-1
The cluster reuters example results in zero clusters when choosing
streaming k-means. The other steps, unpacking and building do work.
I see this stacktrace:
INFO: Number of Centroids: 0
Jan 19, 2014 3:51:08 PM org.apache.hadoop.mapred.LocalJobRunner$Job run
WARNING: job_local797072544_0001
java.lang.IllegalArgumentException: Must have nonzero number of training
and test vectors. Asked for %.1f %% of %d vectors for test
[10.000000149011612, 0]
at
com.google.common.base.Preconditions.checkArgument(Preconditions.java:120)
at
org.apache.mahout.clustering.streaming.cluster.BallKMeans.splitTrainTest(BallKMeans.java:176)
at
org.apache.mahout.clustering.streaming.cluster.BallKMeans.cluster(BallKMeans.java:192)
at
org.apache.mahout.clustering.streaming.mapreduce.StreamingKMeansReducer.getBestCentroids(StreamingKMeansReducer.java:107)
at
org.apache.mahout.clustering.streaming.mapreduce.StreamingKMeansReducer.reduce(StreamingKMeansReducer.java:73)
at
org.apache.mahout.clustering.streaming.mapreduce.StreamingKMeansReducer.reduce(StreamingKMeansReducer.java:37)

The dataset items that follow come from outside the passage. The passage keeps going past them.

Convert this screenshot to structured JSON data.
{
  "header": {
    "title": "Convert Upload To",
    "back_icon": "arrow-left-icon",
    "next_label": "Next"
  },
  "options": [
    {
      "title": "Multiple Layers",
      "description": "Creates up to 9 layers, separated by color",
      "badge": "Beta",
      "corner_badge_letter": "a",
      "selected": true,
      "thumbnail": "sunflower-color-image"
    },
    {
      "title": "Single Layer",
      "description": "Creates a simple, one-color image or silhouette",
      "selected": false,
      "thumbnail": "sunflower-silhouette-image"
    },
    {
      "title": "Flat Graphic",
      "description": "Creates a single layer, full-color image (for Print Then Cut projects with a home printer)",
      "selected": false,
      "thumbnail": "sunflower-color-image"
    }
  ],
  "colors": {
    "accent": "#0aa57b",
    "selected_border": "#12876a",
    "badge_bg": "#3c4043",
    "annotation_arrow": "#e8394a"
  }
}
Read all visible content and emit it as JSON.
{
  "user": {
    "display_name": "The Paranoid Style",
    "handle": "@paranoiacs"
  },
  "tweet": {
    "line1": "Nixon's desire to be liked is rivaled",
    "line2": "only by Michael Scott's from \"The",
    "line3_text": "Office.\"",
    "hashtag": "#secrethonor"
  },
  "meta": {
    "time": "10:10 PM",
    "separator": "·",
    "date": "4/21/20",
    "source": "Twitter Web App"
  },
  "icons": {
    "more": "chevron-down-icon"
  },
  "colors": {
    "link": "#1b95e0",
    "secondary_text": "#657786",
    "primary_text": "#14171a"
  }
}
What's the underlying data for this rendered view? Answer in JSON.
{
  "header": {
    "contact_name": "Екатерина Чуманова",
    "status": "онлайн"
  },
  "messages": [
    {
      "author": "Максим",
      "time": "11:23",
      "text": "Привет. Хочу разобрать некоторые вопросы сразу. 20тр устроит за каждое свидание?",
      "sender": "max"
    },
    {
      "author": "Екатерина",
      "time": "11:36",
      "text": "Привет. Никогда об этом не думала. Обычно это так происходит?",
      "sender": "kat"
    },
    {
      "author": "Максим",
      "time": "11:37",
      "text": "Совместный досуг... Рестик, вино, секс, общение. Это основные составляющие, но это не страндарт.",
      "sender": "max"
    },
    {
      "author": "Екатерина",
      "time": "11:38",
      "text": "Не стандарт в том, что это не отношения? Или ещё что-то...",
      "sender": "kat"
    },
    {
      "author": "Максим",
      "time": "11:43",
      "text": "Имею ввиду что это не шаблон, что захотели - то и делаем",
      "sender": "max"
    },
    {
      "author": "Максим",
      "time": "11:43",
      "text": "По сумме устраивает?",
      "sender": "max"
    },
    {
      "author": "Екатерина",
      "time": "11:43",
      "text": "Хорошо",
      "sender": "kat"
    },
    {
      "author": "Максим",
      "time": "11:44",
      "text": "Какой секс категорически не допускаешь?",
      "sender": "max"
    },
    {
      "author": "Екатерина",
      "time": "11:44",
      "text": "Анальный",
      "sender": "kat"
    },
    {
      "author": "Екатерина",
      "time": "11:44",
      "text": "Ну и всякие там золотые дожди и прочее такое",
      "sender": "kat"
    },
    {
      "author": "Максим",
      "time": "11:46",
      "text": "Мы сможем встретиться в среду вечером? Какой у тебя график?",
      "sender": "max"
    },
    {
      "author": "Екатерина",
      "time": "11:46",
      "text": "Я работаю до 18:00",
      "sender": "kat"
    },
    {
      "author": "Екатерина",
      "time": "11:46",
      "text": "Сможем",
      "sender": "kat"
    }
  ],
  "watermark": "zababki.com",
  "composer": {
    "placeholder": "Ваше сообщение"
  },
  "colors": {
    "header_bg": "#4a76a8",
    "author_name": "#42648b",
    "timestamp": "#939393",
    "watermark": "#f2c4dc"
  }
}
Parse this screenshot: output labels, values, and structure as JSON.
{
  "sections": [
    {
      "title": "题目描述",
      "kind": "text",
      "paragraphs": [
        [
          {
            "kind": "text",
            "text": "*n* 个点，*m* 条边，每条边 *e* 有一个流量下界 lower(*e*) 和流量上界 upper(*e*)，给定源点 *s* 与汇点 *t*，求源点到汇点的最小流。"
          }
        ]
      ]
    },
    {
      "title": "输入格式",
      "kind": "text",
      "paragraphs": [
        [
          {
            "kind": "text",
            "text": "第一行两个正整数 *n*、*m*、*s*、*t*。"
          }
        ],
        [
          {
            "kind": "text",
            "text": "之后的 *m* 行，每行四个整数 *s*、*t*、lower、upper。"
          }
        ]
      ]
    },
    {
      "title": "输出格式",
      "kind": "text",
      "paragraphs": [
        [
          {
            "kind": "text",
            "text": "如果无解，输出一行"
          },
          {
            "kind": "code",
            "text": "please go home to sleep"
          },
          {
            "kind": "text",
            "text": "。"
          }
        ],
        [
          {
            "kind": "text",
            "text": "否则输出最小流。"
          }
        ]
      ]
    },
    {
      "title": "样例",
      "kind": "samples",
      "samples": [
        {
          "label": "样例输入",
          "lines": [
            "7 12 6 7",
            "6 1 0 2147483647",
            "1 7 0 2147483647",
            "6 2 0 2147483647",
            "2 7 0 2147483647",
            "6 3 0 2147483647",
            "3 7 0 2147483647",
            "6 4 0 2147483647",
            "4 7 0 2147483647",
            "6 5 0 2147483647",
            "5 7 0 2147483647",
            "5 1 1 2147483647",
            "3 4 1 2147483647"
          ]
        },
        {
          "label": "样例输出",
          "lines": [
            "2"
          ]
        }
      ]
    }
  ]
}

at org.apache.hadoop.mapreduce.Reducer.run(Reducer.java:177)
at
org.apache.hadoop.mapred.ReduceTask.runNewReducer(ReduceTask.java:649)
at org.apache.hadoop.mapred.ReduceTask.run(ReduceTask.java:418)
at
org.apache.hadoop.mapred.LocalJobRunner$Job.run(LocalJobRunner.java:398)
Num clusters: 0; maxDistance: 0.000000
[Dunn Index] First: Infinity
[Davies-Bouldin Index] First: NaN
Jan 19, 2014 3:51:09 PM org.slf4j.impl.JCLLoggerAdapter info
INFO: Program took 278 ms (Minutes: 0.004633333333333333)
cluster,distance.mean,distance.sd
,distance.q0,distance.q1,distance.q2,distance.q3,distance.q4,count,is.train
Here is the full log: http://pastebin.com/TxLV0rDr
As of yet I am unfamiliar with the streaming k-means code and the
algorithms behind it. If anyone has suggestion on what goes wrong in the
code I am I happy to help where I can.
Frank
On Sun, Jan 19, 2014 at 10:55 AM, Suneel Marthi <[email protected]>wrote:
> Thanks Grant.
>
> Not sure if I can vote given my role as the BuildMeister/ReleaseMeister
> for 0.9.
> Here's my +1 FWIW.
>
> a) Attached is the draft of the Release notes for 0.9, would definitely
> appreciate feedback on that.
>
> b) The vote is open until Monday, Jan 20, 2014 11:59PM EST and passes if a
> majority of atleast 3 +1 PMC votes are cast.
>
> The release files, including signatures, digests, etc can be found at:
>
> https://repository.apache.org/content/repositories/orgapachemahout-1002/org/apache/mahout/mahout-distribution/0.9/
>
> The staging repository for this release can be found at:
> https://repository.apache.org/content/repositories/orgapachemahout-1002<https://repository.apache.org/content/repositories/orgapachemahout-1002/org/apache/mahout/mahout-distribution/0.9/>
>
> Release artifacts have been signed with the following key:
> https://people.apache.org/keys/committer/smarthi.asc<https://people.apache.org/keys/committer/pwendell.asc>
>
>
>
>
>
>
> On Saturday, January 18, 2014 12:27 PM, Grant Ingersoll <
> [email protected]> wrote:
> Ran the tests, verified sigs, tried out a few of the examples.
>
> +1 (binding)
>
> On Jan 16, 2014, at 9:41 AM, Suneel Marthi <[email protected]>
> wrote:
>
> > Third time's a Charm!!!
> >
> >
> > Here's the new URL for Mahout 0.9 Release:
> >
> https://repository.apache.org/content/repositories/orgapachemahout-1002/org/apache/mahout/mahout-distribution/0.9/
> >
> > For those volunteering to test this, some of the things to be verified:
> >
> > a) Verify that u can unpack the release (tar or zip)
> > b) Verify u r able to compile the distro
> > c) Run through the unit tests: mvn clean test
> > d) Run the example scripts under $MAHOUT_HOME/examples/bin. Please run
> through all the different options in each script.
> >
> >
> > Committers
> > and PMC members:
> > ---------------------------------------
> >
> > Need 'at least 3 +1 votes' for the Release to pass.
> >
> >
> > Thanks and Regards.
>
>
>
>